Australia’s National Packaging Targets were born out of mounting pressure for the government to face up to the plastic waste crisis. The plan came with mostly positive feedback, and many heralded it as a much-needed step in the right direction.

A section of these plans establishes targets to make all packaging reusable, recyclable or compostable by 2025, and to have 70 per cent of plastic packaging recycled or composted by the same year. However, Australia is failing to meet these targets. Currently, flexible plastics and soft plastics that are typically used for food packaging have a four per cent recovery rate. The only polymer expected to reach the 70 per cent recovery rate is PET.

Boosting recovery rates to the promised targets will be no mean feat. Even with the current planned infrastructure upgrades, only an estimated 36 per cent of plastics will be recycled annually by 2025. Recycling also creates many ambiguities for the public and for consumers, especially in relation to food contaminated packaging and how it should be disposed of. Some prolific plastics such as films used to wrap food and other every day products are not economical to recycle, and are more likely to end up in landfill, incineration or the environment.

While recycling could be considered as part of the solution, compostable packaging also needs to play a far bigger role to fill the gaps where recycling is lagging behind. When it comes to secondary use, it offers a unique solution. Whereas the quality of plastic degrades each time it goes through the recycling process, and eventually becomes useless, compostable packaging is at home in the circular economy, leaving no packaging waste behind and restoring our depleted soils.
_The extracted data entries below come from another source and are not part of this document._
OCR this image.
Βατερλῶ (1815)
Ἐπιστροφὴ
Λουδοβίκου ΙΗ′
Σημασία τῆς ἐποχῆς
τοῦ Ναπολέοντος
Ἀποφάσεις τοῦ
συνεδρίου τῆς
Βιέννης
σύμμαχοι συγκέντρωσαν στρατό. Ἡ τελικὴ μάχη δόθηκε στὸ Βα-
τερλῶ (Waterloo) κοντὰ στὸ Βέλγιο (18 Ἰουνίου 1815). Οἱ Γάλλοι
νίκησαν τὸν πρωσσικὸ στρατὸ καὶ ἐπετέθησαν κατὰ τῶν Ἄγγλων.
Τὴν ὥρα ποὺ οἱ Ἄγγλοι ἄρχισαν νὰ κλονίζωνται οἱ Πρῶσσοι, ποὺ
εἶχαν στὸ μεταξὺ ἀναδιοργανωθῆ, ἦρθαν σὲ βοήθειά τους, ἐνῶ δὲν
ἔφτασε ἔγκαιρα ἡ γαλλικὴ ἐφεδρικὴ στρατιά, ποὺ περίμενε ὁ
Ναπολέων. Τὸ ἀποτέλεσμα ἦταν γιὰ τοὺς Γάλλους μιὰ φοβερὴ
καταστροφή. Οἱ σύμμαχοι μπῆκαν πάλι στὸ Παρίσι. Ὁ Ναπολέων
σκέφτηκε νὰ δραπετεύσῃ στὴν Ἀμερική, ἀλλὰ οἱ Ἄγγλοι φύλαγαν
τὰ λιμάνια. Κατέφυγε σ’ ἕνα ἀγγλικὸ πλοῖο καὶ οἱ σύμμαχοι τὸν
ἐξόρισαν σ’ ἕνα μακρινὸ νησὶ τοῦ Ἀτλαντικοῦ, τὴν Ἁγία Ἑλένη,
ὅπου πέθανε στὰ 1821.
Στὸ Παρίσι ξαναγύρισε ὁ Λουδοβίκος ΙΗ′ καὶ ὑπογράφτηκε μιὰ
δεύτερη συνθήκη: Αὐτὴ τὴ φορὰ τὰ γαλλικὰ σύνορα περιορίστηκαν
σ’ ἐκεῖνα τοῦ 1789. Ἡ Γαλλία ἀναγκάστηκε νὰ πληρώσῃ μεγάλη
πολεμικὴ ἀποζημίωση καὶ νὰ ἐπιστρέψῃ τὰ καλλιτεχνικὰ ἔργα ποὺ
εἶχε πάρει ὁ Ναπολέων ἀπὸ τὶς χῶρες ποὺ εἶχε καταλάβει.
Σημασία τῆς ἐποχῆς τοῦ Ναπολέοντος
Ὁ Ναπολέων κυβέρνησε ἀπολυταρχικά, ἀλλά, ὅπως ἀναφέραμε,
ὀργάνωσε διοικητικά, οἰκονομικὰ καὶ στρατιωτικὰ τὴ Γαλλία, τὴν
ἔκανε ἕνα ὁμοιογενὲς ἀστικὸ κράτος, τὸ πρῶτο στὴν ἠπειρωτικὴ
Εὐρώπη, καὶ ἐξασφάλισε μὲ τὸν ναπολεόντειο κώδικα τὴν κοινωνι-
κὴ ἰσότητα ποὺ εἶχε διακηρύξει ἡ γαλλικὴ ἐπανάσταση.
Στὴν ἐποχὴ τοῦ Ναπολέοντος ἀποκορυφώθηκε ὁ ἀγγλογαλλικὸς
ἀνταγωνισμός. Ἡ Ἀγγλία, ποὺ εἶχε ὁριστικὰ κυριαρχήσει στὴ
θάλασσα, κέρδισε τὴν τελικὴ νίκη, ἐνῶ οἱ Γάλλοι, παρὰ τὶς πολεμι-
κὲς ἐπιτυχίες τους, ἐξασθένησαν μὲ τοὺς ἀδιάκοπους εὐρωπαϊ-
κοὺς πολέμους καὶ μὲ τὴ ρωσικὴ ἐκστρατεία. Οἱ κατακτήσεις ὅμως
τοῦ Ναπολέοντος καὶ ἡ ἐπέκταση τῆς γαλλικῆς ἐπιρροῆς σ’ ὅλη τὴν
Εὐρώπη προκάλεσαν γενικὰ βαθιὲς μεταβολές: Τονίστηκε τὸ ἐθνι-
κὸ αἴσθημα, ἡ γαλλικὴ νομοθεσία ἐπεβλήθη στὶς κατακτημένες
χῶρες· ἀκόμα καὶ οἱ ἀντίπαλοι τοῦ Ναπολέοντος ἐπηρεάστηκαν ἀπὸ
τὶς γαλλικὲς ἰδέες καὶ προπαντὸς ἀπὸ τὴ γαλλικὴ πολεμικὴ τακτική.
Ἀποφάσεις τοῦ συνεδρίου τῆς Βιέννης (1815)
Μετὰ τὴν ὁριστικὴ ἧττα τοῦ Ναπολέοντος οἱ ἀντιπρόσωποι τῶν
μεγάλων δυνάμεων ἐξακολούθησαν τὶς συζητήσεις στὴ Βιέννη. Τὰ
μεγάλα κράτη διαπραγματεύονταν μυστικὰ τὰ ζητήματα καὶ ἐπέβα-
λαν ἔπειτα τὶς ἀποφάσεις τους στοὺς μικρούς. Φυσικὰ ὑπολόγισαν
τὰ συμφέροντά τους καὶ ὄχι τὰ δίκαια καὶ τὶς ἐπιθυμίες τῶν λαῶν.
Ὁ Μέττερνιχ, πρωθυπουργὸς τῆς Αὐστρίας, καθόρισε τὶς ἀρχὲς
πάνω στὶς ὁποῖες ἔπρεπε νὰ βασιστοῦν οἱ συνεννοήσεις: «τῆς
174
Compostable packaging functions like plastic and can substitute films and other ‘unrecyclable’ plastics. It also plays a key role in capturing food waste, helping to shift consumer habits around sortation, and offering a neat solution to capture and divert organic waste from landfill. When food waste goes to landfill it creates methane. By packaging food in compostable packaging people are more likely to dispose of their food waste in their separate food waste bins as they do not need to remove spoiled food from its packaging before disposal.

To tackle the issue of food waste, Australia’s food organics and garden organics (FOGO) kerbside collection services also allows for food waste to be collected with garden waste, which will then be recycled into compost.

Even though it is named as one of the targets in the plan, only around 42 per cent of households have access to kerbside organics collection services, and just 15 per cent have access to FOGO collection services. By 2023, all households and businesses will have FOGO collections introduced nationally, and food waste will be diverted into a greener system. As well as organic waste, compostable packaging must be collected in these if FOGO collections are to be a success.

South Australia is leading the way by including compostable packaging in their FOGO collections and allowing for compostable packaging to line their food waste bins.

While the National Packaging Targets are well meant, delivering on them in practice will be much more impactful. This represents a significant challenge for the recycling and packaging industries, but it doesn’t have to be this way. Recognising the role of compostable packaging and how the material can fill in the gaps left by recycling is Australia’s next step to achieving its targets.

If Australia is to get back on track to meet plastic recovery targets, compostable packaging can be the material to fill in the gaps.